Bahlil mencontohkan langkah PT Freeport Indonesia (PT FI) membangun industri pengolahan dan pemurnian (smelter) terbesar di dunia di Kawasan Ekonomi Khusus (KEK) JIIPE, Kabupaten Gresik, Jawa Timur, patut diapresiasi.

Menurutnya, kemampuan Indonesia dalam pengelolaan tambang kelas dunia itu akan memberikan bargain (daya tawar) posisi di mata dunia. Bahwa kita sebagai anak negeri bisa mengelola sumber daya dalam negeri dengan baik, ujar Bahlil, beberapa waktu lalu.

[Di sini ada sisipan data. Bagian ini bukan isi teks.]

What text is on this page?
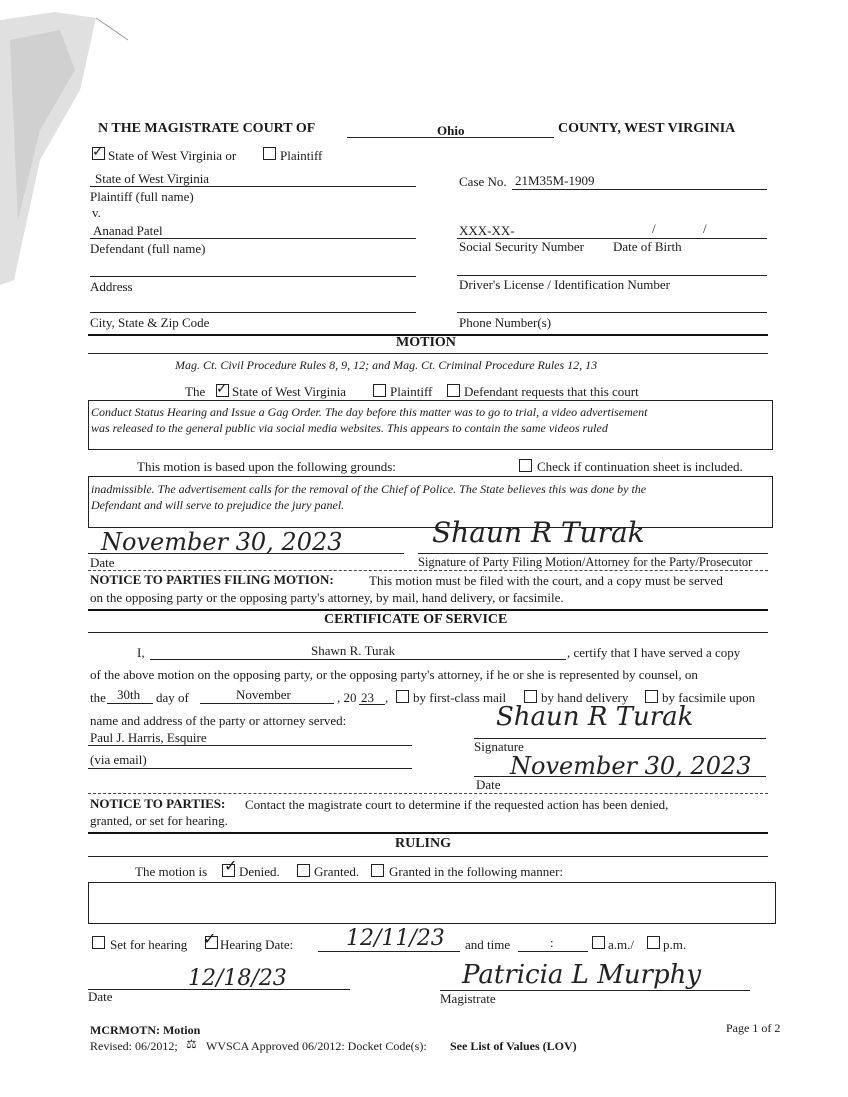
N THE MAGISTRATE COURT OF	Ohio	COUNTY, WEST VIRGINIA
✓ State of West Virginia or	Plaintiff
State of West Virginia
Plaintiff (full name)
v.
Ananad Patel
Defendant (full name)
Address
City, State & Zip Code
Case No. 21M35M-1909
XXX-XX-	/	/
Social Security Number Date of Birth
Driver's License / Identification Number
Phone Number(s)
MOTION
Mag. Ct. Civil Procedure Rules 8, 9, 12; and Mag. Ct. Criminal Procedure Rules 12, 13
The ✓ State of West Virginia	Plaintiff Defendant requests that this court
Conduct Status Hearing and Issue a Gag Order. The day before this matter was to go to trial, a video advertisement
was released to the general public via social media websites. This appears to contain the same videos ruled
This motion is based upon the following grounds:	Check if continuation sheet is included.
inadmissible. The advertisement calls for the removal of the Chief of Police. The State believes this was done by the
Defendant and will serve to prejudice the jury panel.
November 30, 2023
Date
Shaun R Turak
Signature of Party Filing Motion/Attorney for the Party/Prosecutor
NOTICE TO PARTIES FILING MOTION:	This motion must be filed with the court, and a copy must be served
on the opposing party or the opposing party's attorney, by mail, hand delivery, or facsimile.
CERTIFICATE OF SERVICE
I,	Shawn R. Turak	, certify that I have served a copy
of the above motion on the opposing party, or the opposing party's attorney, if he or she is represented by counsel, on
the 30th day of	November	, 20 23 , by first-class mail	by hand delivery	by facsimile upon
name and address of the party or attorney served:
Paul J. Harris, Esquire
(via email)
Shaun R Turak
Signature
November 30, 2023
Date
NOTICE TO PARTIES: Contact the magistrate court to determine if the requested action has been denied,
granted, or set for hearing.
RULING
The motion is ✓ Denied.	Granted. Granted in the following manner:
Set for hearing ✓ Hearing Date: 12/11/23 and time	:	a.m./ p.m.
12/18/23
Date
Patricia L Murphy
Magistrate
MCRMOTN: Motion	Page 1 of 2
Revised: 06/2012; ⚖ WVSCA Approved 06/2012: Docket Code(s): See List of Values (LOV)
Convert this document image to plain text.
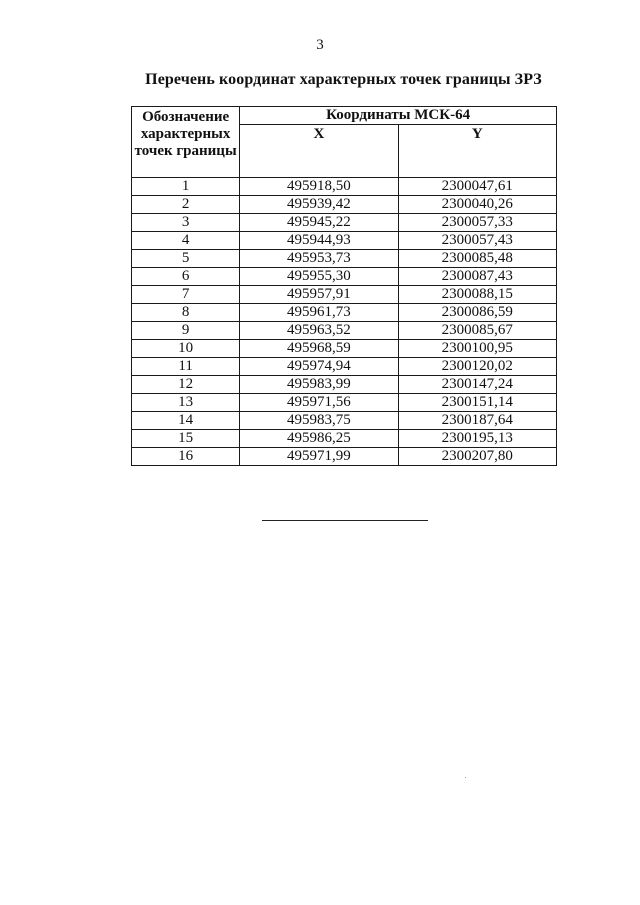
3
Перечень координат характерных точек границы ЗРЗ
Обозначение характерных точек границы	Координаты МСК-64	
	X	Y
1	495918,50	2300047,61
2	495939,42	2300040,26
3	495945,22	2300057,33
4	495944,93	2300057,43
5	495953,73	2300085,48
6	495955,30	2300087,43
7	495957,91	2300088,15
8	495961,73	2300086,59
9	495963,52	2300085,67
10	495968,59	2300100,95
11	495974,94	2300120,02
12	495983,99	2300147,24
13	495971,56	2300151,14
14	495983,75	2300187,64
15	495986,25	2300195,13
16	495971,99	2300207,80
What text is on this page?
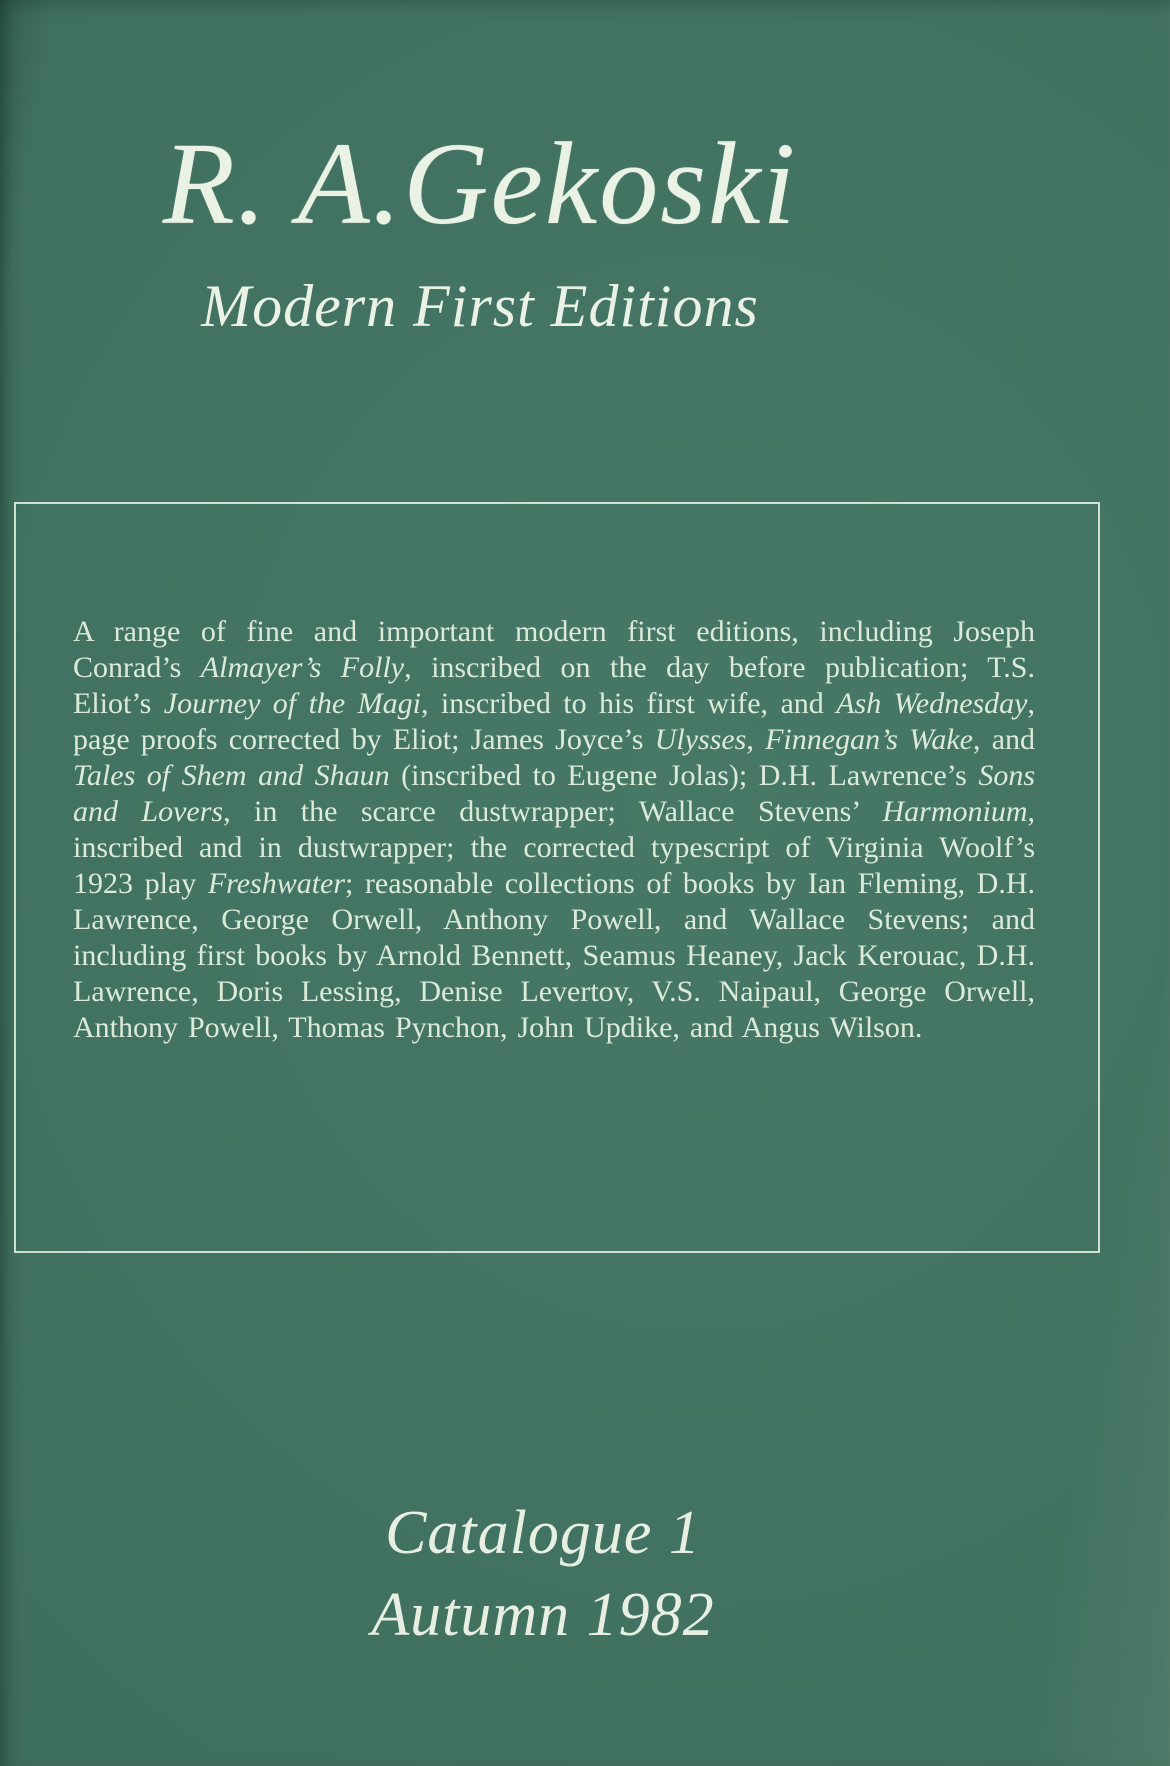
R. A.Gekoski
Modern First Editions
A range of fine and important modern first editions, including Joseph Conrad’s Almayer’s Folly, inscribed on the day before publication; T.S. Eliot’s Journey of the Magi, inscribed to his first wife, and Ash Wednesday, page proofs corrected by Eliot; James Joyce’s Ulysses, Finnegan’s Wake, and Tales of Shem and Shaun (inscribed to Eugene Jolas); D.H. Lawrence’s Sons and Lovers, in the scarce dustwrapper; Wallace Stevens’ Harmonium, inscribed and in dustwrapper; the corrected typescript of Virginia Woolf’s 1923 play Freshwater; reasonable collections of books by Ian Fleming, D.H. Lawrence, George Orwell, Anthony Powell, and Wallace Stevens; and including first books by Arnold Bennett, Seamus Heaney, Jack Kerouac, D.H. Lawrence, Doris Lessing, Denise Levertov, V.S. Naipaul, George Orwell, Anthony Powell, Thomas Pynchon, John Updike, and Angus Wilson.
Catalogue 1
Autumn 1982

Bahlil menjelaskan saat ini hilirisasi industri di Indonesia sudah di jalur yang benar. Ia mengungkapkan pada 2017 lalu, defisit neraca perdagangan Indonesia dengan Tiongkok mencapai US$18 miliar dan pada 2021 masih tercatat defisit sebesar US$2,5 miliar.

Akan tetapi, pada semester 12022 ini, neraca perdagangan Indonesia dengan Tiongkok tercatat surplus sebesar US$1 miliar dan secara keseluruhan neraca perdagangan Indonesia juga tercatat surplus sebesar US$15,55 miliar, paparnya.

Pemerintah, lanjut dia, juga melakukan sejumlah upaya untuk mendorong hilirisasi mineral, antara lain dengan melakukan penataan ekspor dan menebar insentif investasi.

Dalam rangka penataan ekspor, pemerintah hanya mengizinkan pengusaha yang sudah memiliki smelter atau sedang membangun smelter dengan capaian 80% untuk bisa melakukan ekspor.

Upaya selanjutnya ialah menebar insentif kepada perusahaan yang melakukan hilirisasi di sector pertambangan. Termasuk timah. Capex (belanja modal) timah itu lebih murah ketimbang membangun hilirisasi nikel, imbuhnya.

Bahlil pun memahami aspirasi pengusaha timah yang meminta hilirisasi timah dilakukan secara bertahap. Ia mengaku sebagai mantan pengusaha tambang nikel, akan sangat merugi dengan kebijakan larangan ekspor. Namun, ia menyadari sudah saatnya Indonesia membangun hilirisasi.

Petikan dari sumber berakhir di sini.